8

I want to check if a sublist is present in another (larger) list, in the exact same order of elements. I also want it to allow wildcards. For example I have the following lists:

>>> my_lists
[[0, 0, 1, 0, 2, 0, 0, 0, 0, 0, 2, 2],
[1, 1, 1, 1, 2, 2, 2, 2, 2, 2, 2, 2, 1, 1, 1, 0, 0, 1, 1, 1, 1],
[1, 1, 1, 1, 2, 2, 1, 2, 2, 2, 1, 1, 2, 1, 1, 0, 0, 1, 1, 1, 1],
[1, 1, 1, 1, 0, 2, 1, 2, 1, 2, 2, 2, 2, 2, 0, 0, 0, 0, 0, 1, 0],
[0, 0, 0, 0, 1, 1, 2, 1, 2, 2, 1, 1],
[0, 1, 1, 1, 1, 2, 2, 2, 1, 0, 0, 0, 2, 2, 1, 1, 0, 0, 1, 1, 0],
[1, 1, 1, 1, 2, 2, 2, 2, 2, 2, 2, 2, 2, 2, 1, 0, 0, 1, 0, 0, 0],
[1, 0, 0, 0, 0, 0, 1, 1, 2, 2, 2, 2, 2, 2, 1, 1, 1, 1, 1, 1, 0],
[0, 1, 1, 1, 2, 1, 1, 1, 1, 1, 1, 2, 0, 0, 1, 1, 1, 1, 1, 1, 1],
[0, 0, 1, 1, 0, 0, 0],
[0, 0, 1, 1, 1, 1, 1, 2, 1, 1, 0, 2, 2, 2, 0, 0, 0, 0, 0, 0, 0],
[0, 1, 1, 0, 2, 2, 2, 2, 2, 2, 1, 1, 1, 1, 1, 1, 0, 0, 1, 1, 1],
[0, 0, 1, 1, 1, 1, 2, 2, 2, 2, 1, 1, 1, 1, 1, 1, 1, 0, 0, 0, 0],
[0, 0, 0, 1, 1, 1, 2, 1, 1, 1, 2, 1, 1, 1, 1, 1, 1, 1, 1, 1, 1]]
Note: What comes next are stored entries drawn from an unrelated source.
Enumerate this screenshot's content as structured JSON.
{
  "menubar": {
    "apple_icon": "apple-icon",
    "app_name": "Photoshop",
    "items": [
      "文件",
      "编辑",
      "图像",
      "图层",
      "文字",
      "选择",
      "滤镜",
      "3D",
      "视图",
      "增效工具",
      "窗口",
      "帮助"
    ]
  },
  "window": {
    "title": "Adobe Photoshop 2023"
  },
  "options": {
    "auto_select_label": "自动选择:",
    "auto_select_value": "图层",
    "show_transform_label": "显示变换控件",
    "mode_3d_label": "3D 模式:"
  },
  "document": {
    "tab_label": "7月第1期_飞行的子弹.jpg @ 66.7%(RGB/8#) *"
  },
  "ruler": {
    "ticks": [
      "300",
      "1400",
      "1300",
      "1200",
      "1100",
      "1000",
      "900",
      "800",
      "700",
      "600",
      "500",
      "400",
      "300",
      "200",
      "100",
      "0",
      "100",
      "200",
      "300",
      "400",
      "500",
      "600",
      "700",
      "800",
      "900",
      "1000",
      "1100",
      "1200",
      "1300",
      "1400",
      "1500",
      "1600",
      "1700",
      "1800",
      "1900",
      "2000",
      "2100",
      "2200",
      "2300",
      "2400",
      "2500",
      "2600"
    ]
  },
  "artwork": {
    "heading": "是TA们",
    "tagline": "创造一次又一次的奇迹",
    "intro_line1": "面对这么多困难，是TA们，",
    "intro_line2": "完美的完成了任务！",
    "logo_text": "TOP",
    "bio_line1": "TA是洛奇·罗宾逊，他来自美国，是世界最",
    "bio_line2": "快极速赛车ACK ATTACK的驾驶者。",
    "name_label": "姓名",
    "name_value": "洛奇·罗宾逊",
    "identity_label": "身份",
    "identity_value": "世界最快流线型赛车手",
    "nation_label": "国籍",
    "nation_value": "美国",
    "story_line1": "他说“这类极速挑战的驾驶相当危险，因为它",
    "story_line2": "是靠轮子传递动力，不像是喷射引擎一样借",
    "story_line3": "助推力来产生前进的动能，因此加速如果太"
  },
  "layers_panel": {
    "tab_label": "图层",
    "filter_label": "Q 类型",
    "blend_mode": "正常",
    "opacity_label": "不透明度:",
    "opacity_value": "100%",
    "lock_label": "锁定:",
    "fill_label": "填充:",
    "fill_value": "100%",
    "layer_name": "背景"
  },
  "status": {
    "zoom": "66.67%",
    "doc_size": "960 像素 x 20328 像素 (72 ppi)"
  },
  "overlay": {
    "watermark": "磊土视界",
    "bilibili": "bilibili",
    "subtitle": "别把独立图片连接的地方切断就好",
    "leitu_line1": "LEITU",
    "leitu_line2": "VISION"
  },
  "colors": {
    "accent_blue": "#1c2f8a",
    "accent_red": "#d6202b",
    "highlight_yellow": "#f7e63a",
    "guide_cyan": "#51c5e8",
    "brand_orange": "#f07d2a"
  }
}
And the sublist: [0, 0, 0, 1]. If I want to find which lists contain this exact sublist I can do (taken from here):

def my_func(_list, sub_list):
    n = len(sub_list)
    return any((sub_list== _list[i:i+n]) for i in range(len(_list)-n+1))

for l in my_lists:
    if my_func(l, [0, 0, 0, 1]):
        print(l)

... which basically makes all possible sublists of the same length as the sub_list, and checks whether or not any are equal. And I would get the following output since these lists contain [0, 0, 0, 1]:

[1, 1, 1, 1, 0, 2, 1, 2, 1, 2, 2, 2, 2, 2, 0, 0, 0, 0, 0, 1, 0]
[0, 0, 0, 0, 1, 1, 2, 1, 2, 2, 1, 1]
[1, 0, 0, 0, 0, 0, 1, 1, 2, 2, 2, 2, 2, 2, 1, 1, 1, 1, 1, 1, 0]
[0, 0, 0, 1, 1, 1, 2, 1, 1, 1, 2, 1, 1, 1, 1, 1, 1, 1, 1, 1, 1]

Now I also want to add wildcards, meaning that I can give the sublist wildcard elements. For example, now I want to find the sublist [*, *, 0, 0, 0, 1, *]. The asterisks here mean that for those elements, the value could be anything in the list. But for those asterisks there must be a value. The sublist [*, *, 0, 0, 0, 1, *] would now output:

[1, 1, 1, 1, 0, 2, 1, 2, 1, 2, 2, 2, 2, 2, 0, 0, 0, 0, 0, 1, 0]
[1, 0, 0, 0, 0, 0, 1, 1, 2, 2, 2, 2, 2, 2, 1, 1, 1, 1, 1, 1, 0]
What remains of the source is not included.